The seriousness of the matter can be gauged from the fact that US President Donald Trump dispatched the US secretary of state to Saudi Arabia to discuss the matter with the king and crown prince. Trump’s response to the matter has wavered; from initially saying that the Saudis would face “severe punishment” if they were found involved, he has since tweeted that Riyadh has “totally denied any knowledge” of the matter. While one should not jump to conclusions before all the facts are available. Nevertheless, if it is confirmed that some elements within Saudi intelligence were involved in his disappearance and possible murder, it would prove true the criticism that reforms initiated by the Saudi crown prince are cosmetic, and the same old authoritarianism persists in the kingdom’s power corridors.

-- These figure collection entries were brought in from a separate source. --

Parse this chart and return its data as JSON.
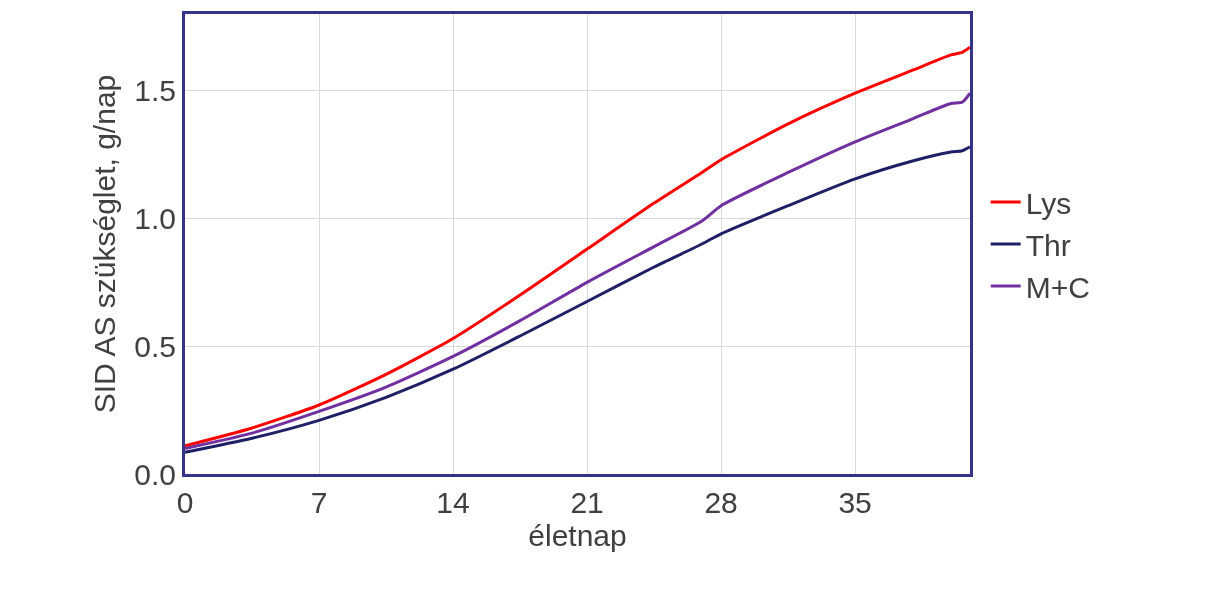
{
  "chart_data": {
    "type": "line",
    "xlabel": "életnap",
    "ylabel": "SID AS szükséglet, g/nap",
    "xlim": [
      0,
      41
    ],
    "xticks": [
      0,
      7,
      14,
      21,
      28,
      35
    ],
    "ylim": [
      0,
      1.8
    ],
    "yticks": [
      {
        "value": 0,
        "label": "0.0"
      },
      0.5,
      {
        "value": 1,
        "label": "1.0"
      },
      1.5
    ],
    "grid": true,
    "legend": "right",
    "marker": "none",
    "line_style": "solid",
    "x": [
      0,
      3.5,
      7,
      10.5,
      14,
      17.5,
      21,
      24.5,
      27,
      28,
      31.5,
      35,
      38,
      40,
      40.6,
      41
    ],
    "series": [
      {
        "name": "Lys",
        "color": "#ff0000",
        "values": [
          0.11,
          0.18,
          0.27,
          0.39,
          0.53,
          0.7,
          0.88,
          1.06,
          1.18,
          1.23,
          1.37,
          1.49,
          1.58,
          1.64,
          1.65,
          1.67
        ]
      },
      {
        "name": "Thr",
        "color": "#1f1f66",
        "values": [
          0.085,
          0.14,
          0.21,
          0.3,
          0.41,
          0.54,
          0.675,
          0.81,
          0.9,
          0.94,
          1.05,
          1.155,
          1.225,
          1.26,
          1.265,
          1.28
        ]
      },
      {
        "name": "M+C",
        "color": "#7030a0",
        "values": [
          0.1,
          0.16,
          0.245,
          0.34,
          0.46,
          0.6,
          0.75,
          0.89,
          0.99,
          1.05,
          1.18,
          1.3,
          1.39,
          1.45,
          1.455,
          1.49
        ]
      }
    ]
  }
}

The Arab world was ripe with hope during the spring of 2011. Journalists, academics and the general population were brimming with expectations of a bright and free Arab society within their respective countries. They expected to be emancipated from the hegemony of their governments and the consistent interventions and censorship of information. These expectations were quickly shattered; these societies either fell back to the old status quo or faced even harsher conditions than before. This is a clear manifestation of the same practice. It was Khashoggi’s mild criticism of Mohammed bin Salman’s policies that apparently made him fall out of the crown prince’s favour. And while the case has been highlighted internationally, it should be remembered that scores of other activists and intellectuals remain incarcerated in Saudi Arabia for criticising the government.
The Arab world is facing its own version of an Iron Curtain, imposed not by external actors but through domestic forces vying for power. The international community must keep up the pressure on Saudi Arabia after its admission that Khashoggi died in its Turkish consulate. Riyadh has to be held to account for the death of Khashoggi and the imprisonment of other journalists, Christophe Deloire. This violation of human rights needs to end, and someone needs to be held accountable.